Itanium processors have very sophisticated performance monitoring tools integrated into the CPU. McKinley and Madison Itanium CPUs have over three hundred different types of events they can filter, trigger on, and count. The restrictions on which combinations of triggers are allowed is daunting and varies across CPU implementations. Fortunately, the tools hide this complicated mess. While the tools prevent us from shooting ourselves in the foot, it's not obvious how to use those tools for measuring kernel device driver behaviors.
IO driver writers can use pfmon to measure two key areas generally not obvious from the code: MMIO read and write frequency and precise addresses of instructions regularly causing L3 data cache misses. Measuring MMIO reads has some nuances related to instruction execution which are relevant to understanding ia64 and likely ia32 platforms. Similarly, the ability to pinpoint exactly which data is being accessed by drivers enables driver writers to either modify the algorithms or add prefetching directives where feasible. I include some examples on how I used pfmon to measure NIC drivers and give some guidelines on use.

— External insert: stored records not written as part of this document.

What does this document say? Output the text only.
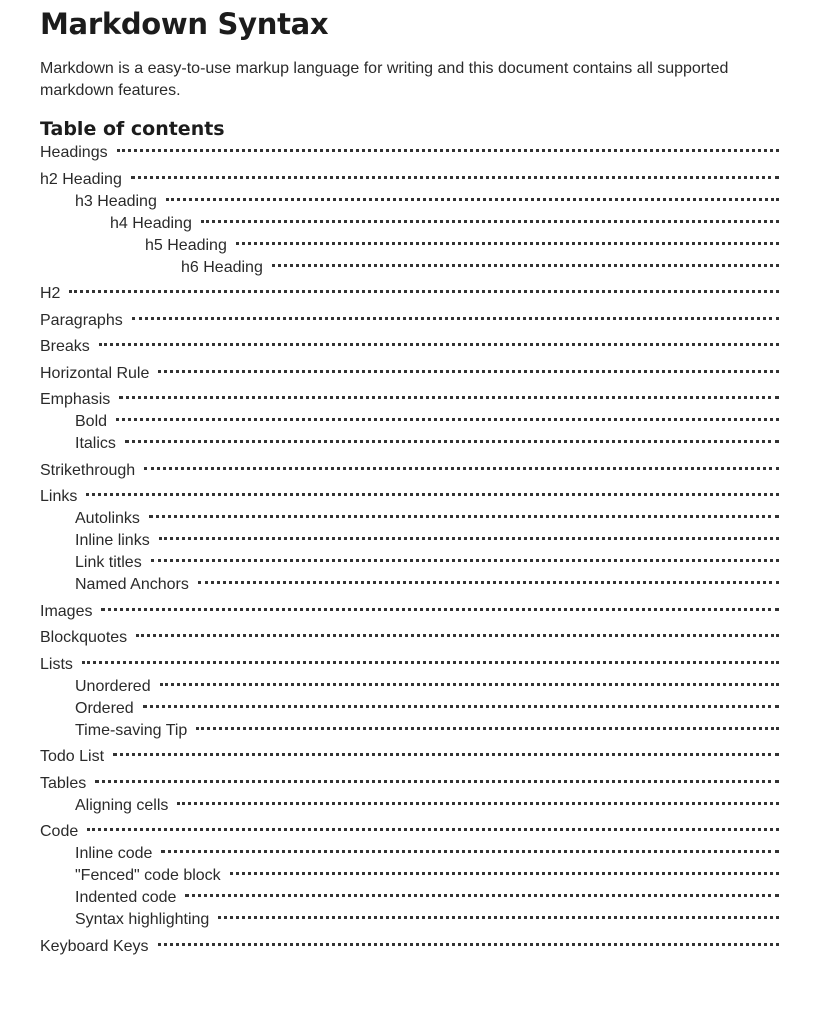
Markdown Syntax

Markdown is a easy-to-use markup language for writing and this document contains all supported markdown features.

Table of contents
Headings
h2 Heading
h3 Heading
h4 Heading
h5 Heading
h6 Heading
H2
Paragraphs
Breaks
Horizontal Rule
Emphasis
Bold
Italics
Strikethrough
Links
Autolinks
Inline links
Link titles
Named Anchors
Images
Blockquotes
Lists
Unordered
Ordered
Time-saving Tip
Todo List
Tables
Aligning cells
Code
Inline code
"Fenced" code block
Indented code
Syntax highlighting
Keyboard Keys
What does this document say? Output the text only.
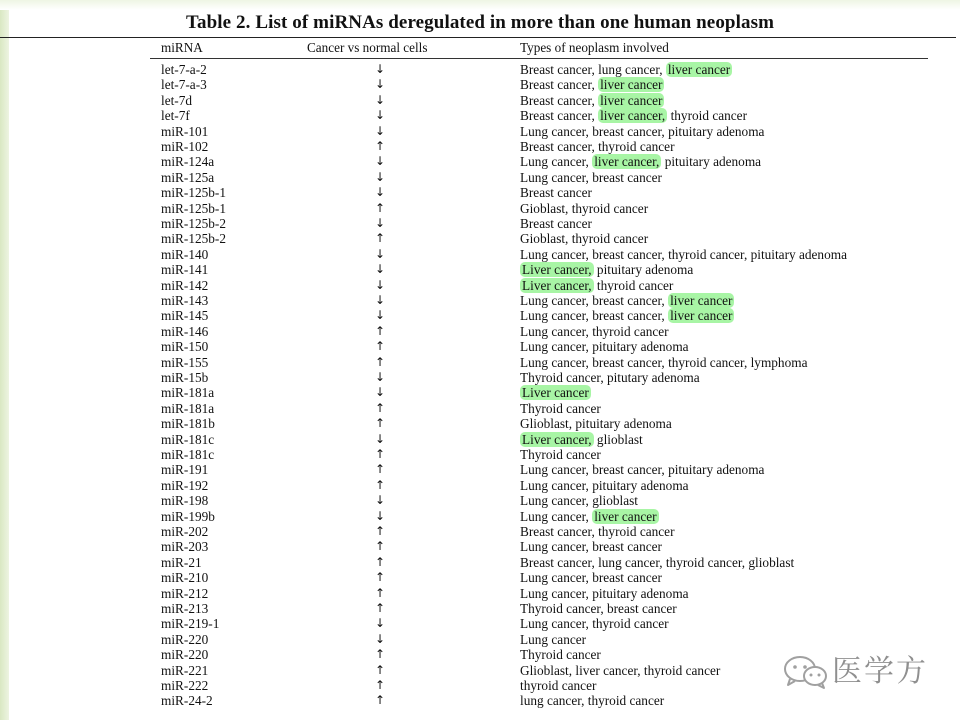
Table 2. List of miRNAs deregulated in more than one human neoplasm
miRNA	Cancer vs normal cells	Types of neoplasm involved
let-7-a-2	↓	Breast cancer, lung cancer, liver cancer
let-7-a-3	↓	Breast cancer, liver cancer
let-7d	↓	Breast cancer, liver cancer
let-7f	↓	Breast cancer, liver cancer, thyroid cancer
miR-101	↓	Lung cancer, breast cancer, pituitary adenoma
miR-102	↑	Breast cancer, thyroid cancer
miR-124a	↓	Lung cancer, liver cancer, pituitary adenoma
miR-125a	↓	Lung cancer, breast cancer
miR-125b-1	↓	Breast cancer
miR-125b-1	↑	Gioblast, thyroid cancer
miR-125b-2	↓	Breast cancer
miR-125b-2	↑	Gioblast, thyroid cancer
miR-140	↓	Lung cancer, breast cancer, thyroid cancer, pituitary adenoma
miR-141	↓	Liver cancer, pituitary adenoma
miR-142	↓	Liver cancer, thyroid cancer
miR-143	↓	Lung cancer, breast cancer, liver cancer
miR-145	↓	Lung cancer, breast cancer, liver cancer
miR-146	↑	Lung cancer, thyroid cancer
miR-150	↑	Lung cancer, pituitary adenoma
miR-155	↑	Lung cancer, breast cancer, thyroid cancer, lymphoma
miR-15b	↓	Thyroid cancer, pitutary adenoma
miR-181a	↓	Liver cancer
miR-181a	↑	Thyroid cancer
miR-181b	↑	Glioblast, pituitary adenoma
miR-181c	↓	Liver cancer, glioblast
miR-181c	↑	Thyroid cancer
miR-191	↑	Lung cancer, breast cancer, pituitary adenoma
miR-192	↑	Lung cancer, pituitary adenoma
miR-198	↓	Lung cancer, glioblast
miR-199b	↓	Lung cancer, liver cancer
miR-202	↑	Breast cancer, thyroid cancer
miR-203	↑	Lung cancer, breast cancer
miR-21	↑	Breast cancer, lung cancer, thyroid cancer, glioblast
miR-210	↑	Lung cancer, breast cancer
miR-212	↑	Lung cancer, pituitary adenoma
miR-213	↑	Thyroid cancer, breast cancer
miR-219-1	↓	Lung cancer, thyroid cancer
miR-220	↓	Lung cancer
miR-220	↑	Thyroid cancer
miR-221	↑	Glioblast, liver cancer, thyroid cancer
miR-222	↑	thyroid cancer
miR-24-2	↑	lung cancer, thyroid cancer
医学方
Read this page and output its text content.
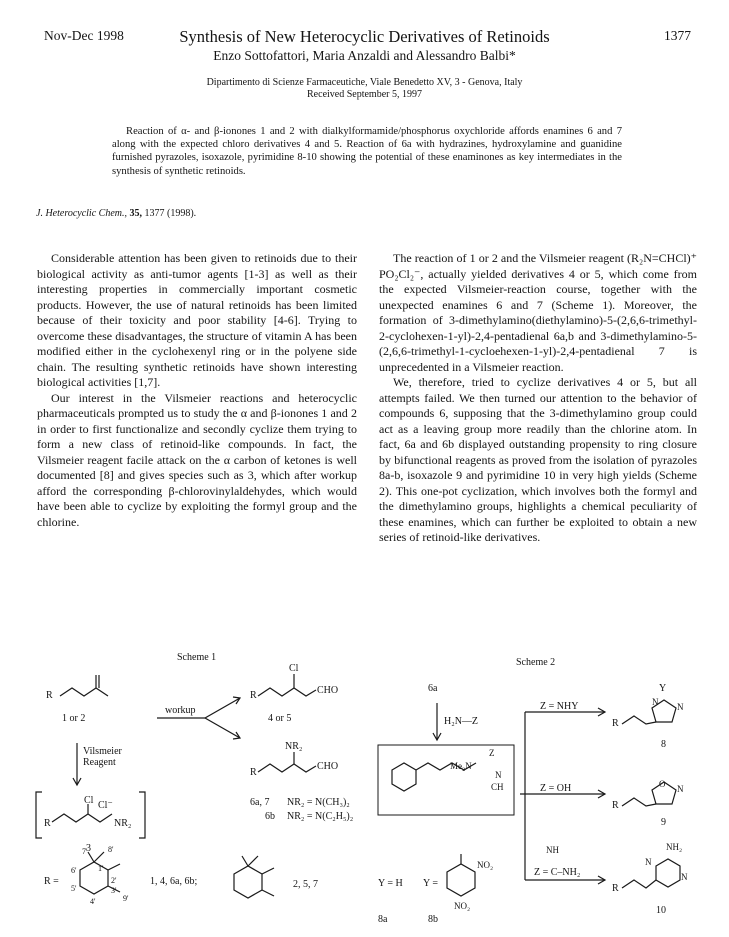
Nov-Dec 1998	1377
Synthesis of New Heterocyclic Derivatives of Retinoids
Enzo Sottofattori, Maria Anzaldi and Alessandro Balbi*
Dipartimento di Scienze Farmaceutiche, Viale Benedetto XV, 3 - Genova, Italy
Received September 5, 1997
Reaction of α- and β-ionones 1 and 2 with dialkylformamide/phosphorus oxychloride affords enamines 6 and 7 along with the expected chloro derivatives 4 and 5. Reaction of 6a with hydrazines, hydroxylamine and guanidine furnished pyrazoles, isoxazole, pyrimidine 8-10 showing the potential of these enaminones as key intermediates in the synthesis of synthetic retinoids.
J. Heterocyclic Chem., 35, 1377 (1998).

Considerable attention has been given to retinoids due to their biological activity as anti-tumor agents [1-3] as well as their interesting properties in commercially important cosmetic products. However, the use of natural retinoids has been limited because of their toxicity and poor stability [4-6]. Trying to overcome these disadvantages, the structure of vitamin A has been modified either in the cyclohexenyl ring or in the polyene side chain. The resulting synthetic retinoids have shown interesting biological activities [1,7].

Our interest in the Vilsmeier reactions and heterocyclic pharmaceuticals prompted us to study the α and β-ionones 1 and 2 in order to first functionalize and secondly cyclize them trying to form a new class of retinoid-like compounds. In fact, the Vilsmeier reagent facile attack on the α carbon of ketones is well documented [8] and gives species such as 3, which after workup afford the corresponding β-chlorovinylaldehydes, which would have been able to cyclize by exploiting the formyl group and the chlorine.

The reaction of 1 or 2 and the Vilsmeier reagent (R₂N=CHCl)⁺ PO₂Cl₂⁻, actually yielded derivatives 4 or 5, which come from the expected Vilsmeier-reaction course, together with the unexpected enamines 6 and 7 (Scheme 1). Moreover, the formation of 3-dimethylamino(diethylamino)-5-(2,6,6-trimethyl-2-cyclohexen-1-yl)-2,4-pentadienal 6a,b and 3-dimethylamino-5-(2,6,6-trimethyl-1-cycloehexen-1-yl)-2,4-pentadienal 7 is unprecedented in a Vilsmeier reaction.

We, therefore, tried to cyclize derivatives 4 or 5, but all attempts failed. We then turned our attention to the behavior of compounds 6, supposing that the 3-dimethylamino group could act as a leaving group more readily than the chlorine atom. In fact, 6a and 6b displayed outstanding propensity to ring closure by bifunctional reagents as proved from the isolation of pyrazoles 8a-b, isoxazole 9 and pyrimidine 10 in very high yields (Scheme 2). This one-pot cyclization, which involves both the formyl and the dimethylamino groups, highlights a chemical peculiarity of these enamines, which can further be exploited to obtain a new series of retinoid-like derivatives.

Scheme 1
R
1 or 2
workup
Vilsmeier
Reagent
R
Cl
CHO
4 or 5
R
NR₂
CHO
6a, 7 NR₂ = N(CH₃)₂
6b NR₂ = N(C₂H₅)₂
R
Cl Cl⁻
NR₂
3
R =
7'	8'
6'	1'
2'
5'
4'
3'
9'
1, 4, 6a, 6b;	2, 5, 7
Scheme 2
6a
H₂N—Z
Me₂N
Z
N
CH
Z = NHY
Z = OH
NH
Z = C–NH₂
R
Y
N N
8
R
O N
9
R
NH₂
N
N
10
Y = H Y =
NO₂
NO₂
8a	8b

q-syscollect is a "gprof without the pain" kind of tool. While q-syscollect uses the same kernel perfmon subsystem as pfmon, the former works at a higher level. With some knowledge about how the kernel operates, q-syscollect can collect call-graphs, function call counts, and percentage of time spent in particular routines. In other words, pfmon can tell us how much time the CPU spends stalled on d-cache misses and q-syscollect can give us the call-graph for the worst offenders.